Michael Taylor, who chairs the Family Doctor Association,
said: "Very few GPs want to do the antisocial shifts. I think
overseas doctors are perfectly capable of handling emergency cover
but for routine care cover they are not capable. When it comes to
complex issues, such as mental health problems, family issues,
addictions, it is more difficult for the patient to trust the
overseas locum."

The Times submitted freedom-of-Information requests to the 152 PCTs
in England and Wales. In total, 17 PCTs, including North Lancashire,
Dorset, Portsmouth City Teaching and Somerset, all said that they
had employed overseas agency GPs at some point in the past two
years. The amount spent in 2006-07 was £879,149, a rise of 244 per
cent on the previous year's total of £255,530.
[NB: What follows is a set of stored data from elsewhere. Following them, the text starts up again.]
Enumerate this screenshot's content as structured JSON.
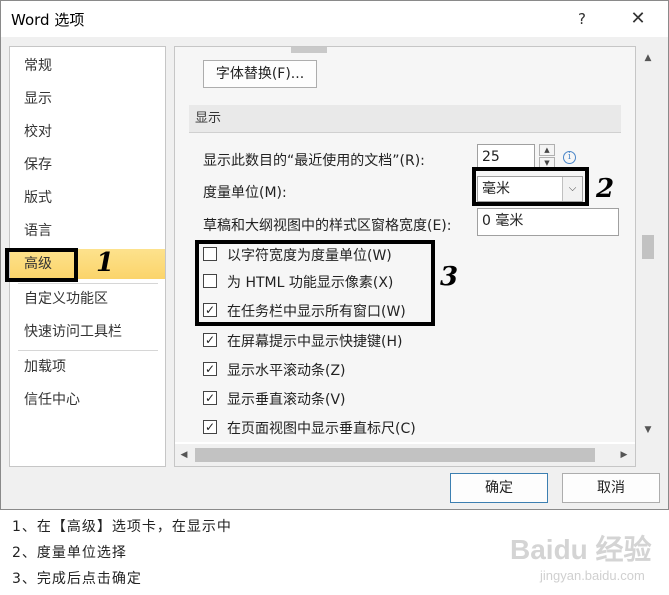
{
  "window": {
    "title": "Word 选项",
    "help_label": "?",
    "close_label": "✕"
  },
  "sidebar": {
    "items": [
      {
        "label": "常规"
      },
      {
        "label": "显示"
      },
      {
        "label": "校对"
      },
      {
        "label": "保存"
      },
      {
        "label": "版式"
      },
      {
        "label": "语言"
      },
      {
        "label": "高级",
        "selected": true
      },
      {
        "label": "自定义功能区"
      },
      {
        "label": "快速访问工具栏"
      },
      {
        "label": "加载项"
      },
      {
        "label": "信任中心"
      }
    ]
  },
  "content": {
    "font_substitution_button": "字体替换(F)...",
    "display_section_title": "显示",
    "recent_docs_label": "显示此数目的“最近使用的文档”(R):",
    "recent_docs_value": "25",
    "measurement_units_label": "度量单位(M):",
    "measurement_units_value": "毫米",
    "style_area_label": "草稿和大纲视图中的样式区窗格宽度(E):",
    "style_area_value": "0 毫米",
    "options": [
      {
        "label": "以字符宽度为度量单位(W)",
        "checked": false
      },
      {
        "label": "为 HTML 功能显示像素(X)",
        "checked": false
      },
      {
        "label": "在任务栏中显示所有窗口(W)",
        "checked": true
      },
      {
        "label": "在屏幕提示中显示快捷键(H)",
        "checked": true
      },
      {
        "label": "显示水平滚动条(Z)",
        "checked": true
      },
      {
        "label": "显示垂直滚动条(V)",
        "checked": true
      },
      {
        "label": "在页面视图中显示垂直标尺(C)",
        "checked": true
      }
    ]
  },
  "footer": {
    "ok_label": "确定",
    "cancel_label": "取消"
  },
  "annotations": {
    "num1": "1",
    "num2": "2",
    "num3": "3"
  },
  "instructions": [
    "1、在【高级】选项卡，在显示中",
    "2、度量单位选择",
    "3、完成后点击确定"
  ],
  "watermark": {
    "main": "Baidu 经验",
    "sub": "jingyan.baidu.com"
  },
  "colors": {
    "selected_nav": "#fbd46a",
    "annotation": "#000000",
    "info_icon": "#4a86c8"
  }
}
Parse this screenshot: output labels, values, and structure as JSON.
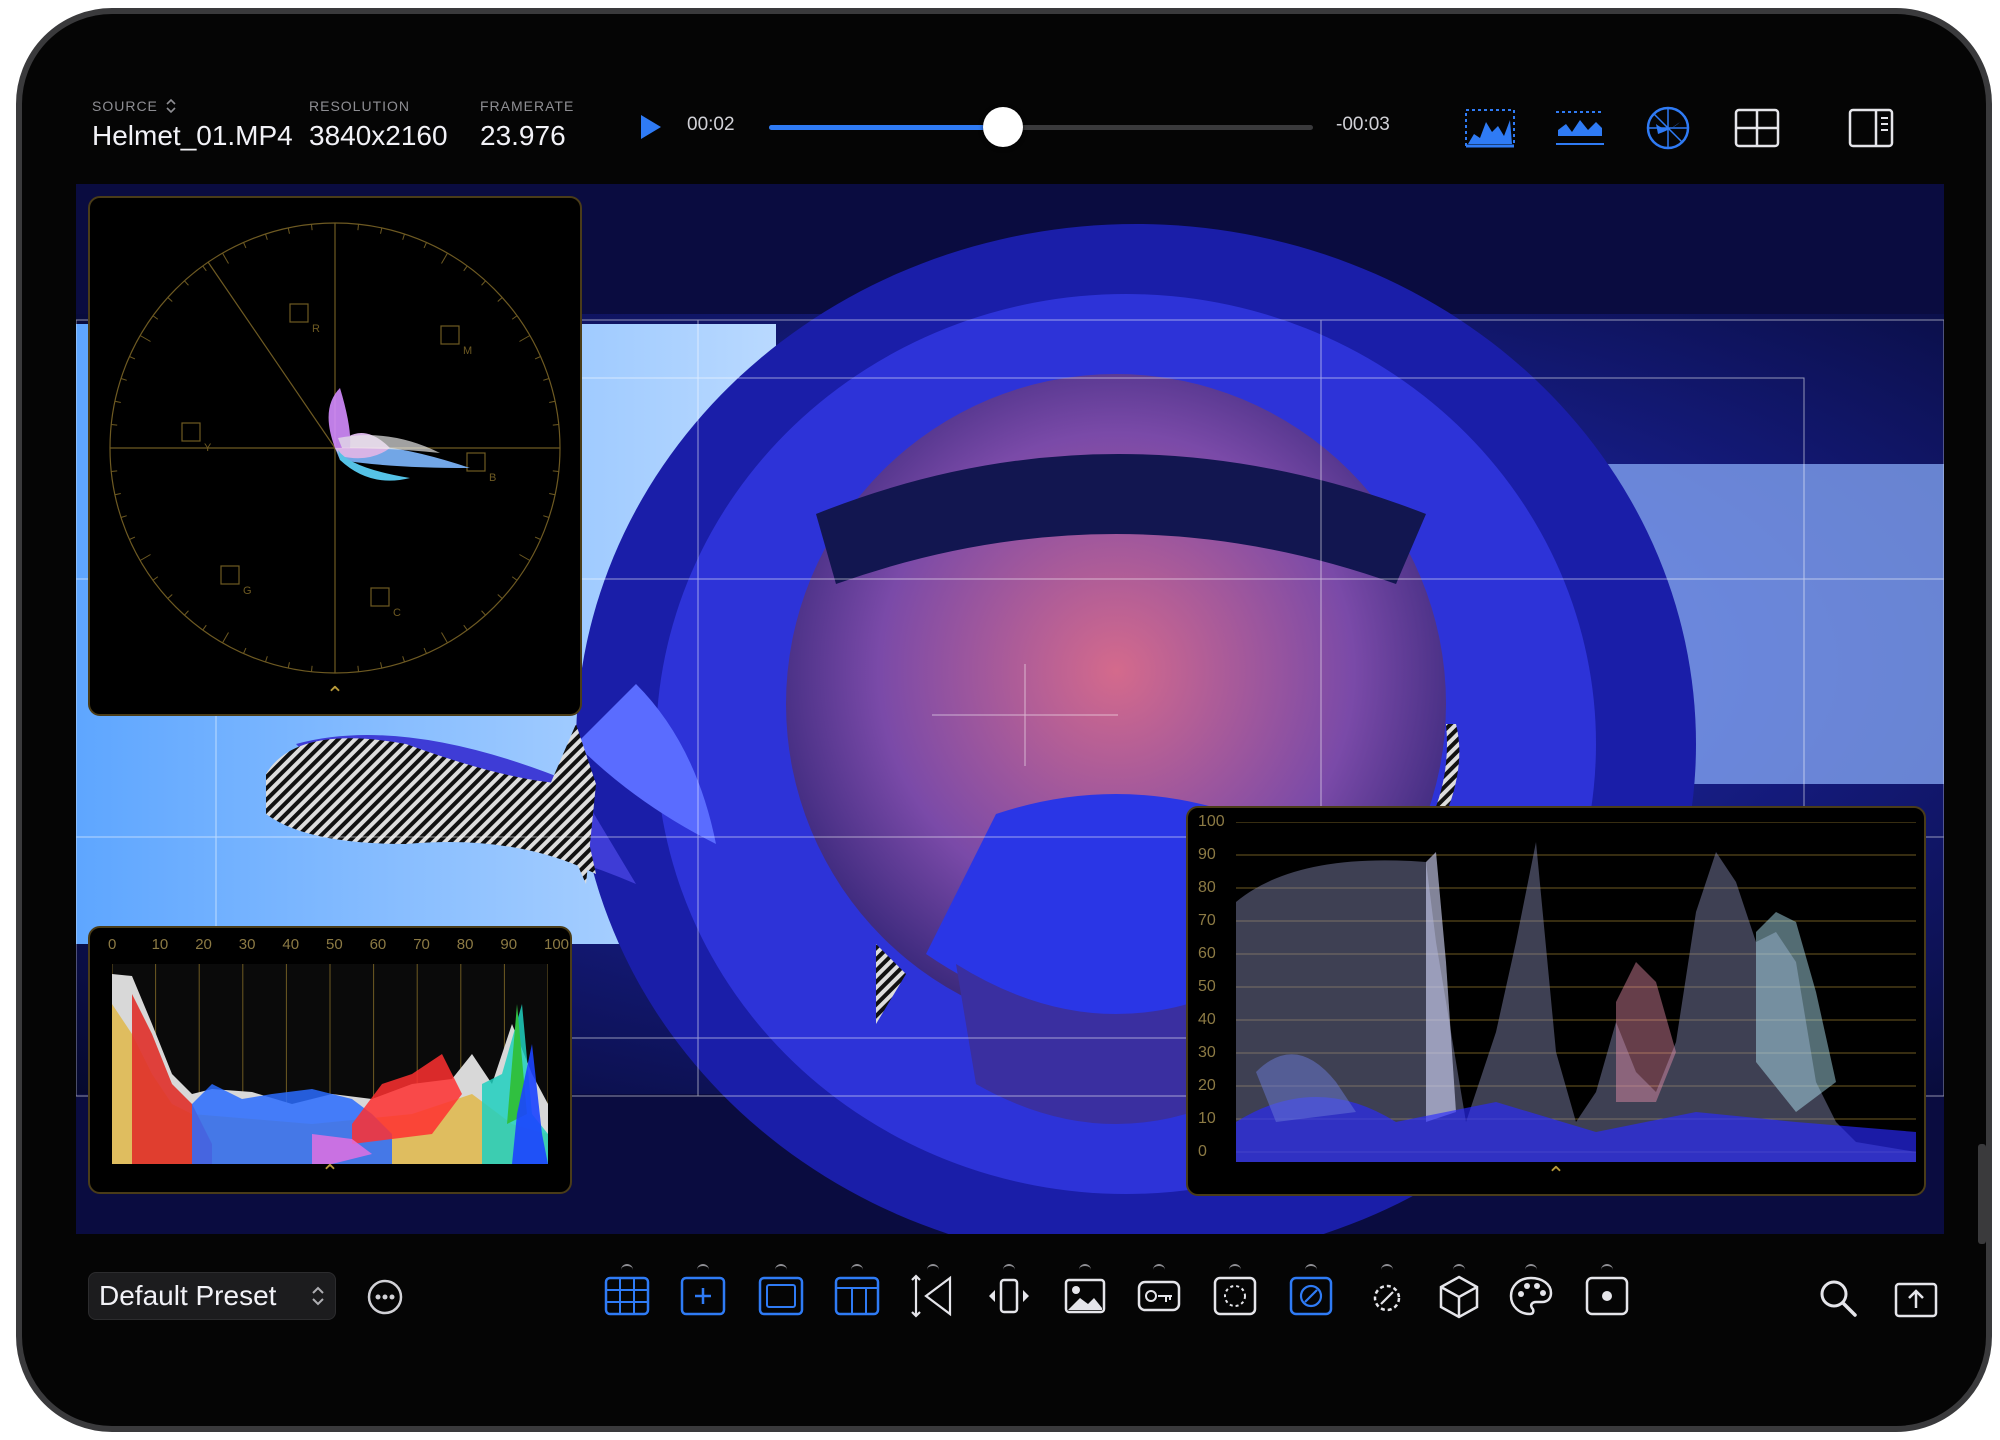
{
  "header": {
    "source_label": "SOURCE",
    "source_value": "Helmet_01.MP4",
    "resolution_label": "RESOLUTION",
    "resolution_value": "3840x2160",
    "framerate_label": "FRAMERATE",
    "framerate_value": "23.976"
  },
  "playback": {
    "elapsed": "00:02",
    "remaining": "-00:03",
    "progress": 0.43
  },
  "histogram": {
    "ticks": [
      "0",
      "10",
      "20",
      "30",
      "40",
      "50",
      "60",
      "70",
      "80",
      "90",
      "100"
    ]
  },
  "waveform": {
    "ticks": [
      "100",
      "90",
      "80",
      "70",
      "60",
      "50",
      "40",
      "30",
      "20",
      "10",
      "0"
    ]
  },
  "vectorscope": {
    "targets": [
      "R",
      "M",
      "Y",
      "B",
      "G",
      "C"
    ]
  },
  "footer": {
    "preset": "Default Preset"
  },
  "colors": {
    "accent": "#2f7bf5",
    "scope_grid": "#8c7a44",
    "background": "#050505"
  }
}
Of all the PCTs, Halton & St Helens spent the most. According to the
trust, the cost of providing eight Polish GPs for a 12-month period
was £366,042.50. A spokeswoman said: "The decision to purchase the
services provided by Devon Doctors [which provides the Polish GPs]
was on the basis of a full and robust evaluation of their bid and
their ability to provide a quality, safe and affordable service to
Halton residents."

About nine million patients require out-of-hours care in England
each year, but the Department of Health claims that more than six
million patients are currently unhappy with their surgery opening
hours.

Roger Goss, co-director of Patient Concern, a watchdog, said: "These
figures from The Timesprove that GPs couldn't believe how lucky they
were with the [2004] contract. They also show that continuity of
care, which should be at the core of a GP service, has gone for
good."

While some PCTs were helpful, many were reluctant to disclose
information. Initially, The Times contacted the ten strategic health
authorities in England and Wales, which directed the paper to the
152 PCTs. Of these organisations, many provided only the contact
details of the agencies employed by them to hire overseas out-of-
hours GPs. So The Times called 40 agencies. A large proportion,
including Primecare, did not return calls.

Last month it emerged that Piotr Robinski, a 40-year-old GP from
Poznan, makes a 13-hour trip from Poland every other Friday to
Aberdeen to provide cover for GPs. Dr Robinski can earn up to £200
an hour in Britain on Bank Holidays, though the normal rate is
nearer £80.

A spokeswoman for the Department of Health said: "PCTs have a legal
obligation to provide safe, high-quality out-of-hours care. They are
free to recruit GPs subject to those conditions. The big increase in
the number of UK-trained GPs should mean less need for recruiting
overseas."

Re: UK: Foreign GPs flown in for one in ten areas

Moron Brown's enlightened guidance of the country.

There's no shortage of GPs at all - it's just that the govt gave them a big pay rise and told them to work fewer hours.

I think this calls for a little celebration, don't you?

Mind you, if Brits want crappy leaders, they can have them! Their choice - they get what they deserve.

Re: UK: Foreign GPs flown in for one in ten areas

I've never voted Labour. But as a leader Brown isn't bad. Certainly not stupid.

Re: UK: Foreign GPs flown in for one in ten areas

"There's no shortage of GPs at all - it's just that the govt gave them a big pay rise and told them to work fewer hours."

That was negotiated during Blair's time in office. This is Brown's take on things :

extended hours latest

I'd agree with Angela on this. There seems to be a tighter control of public services since Brown took position.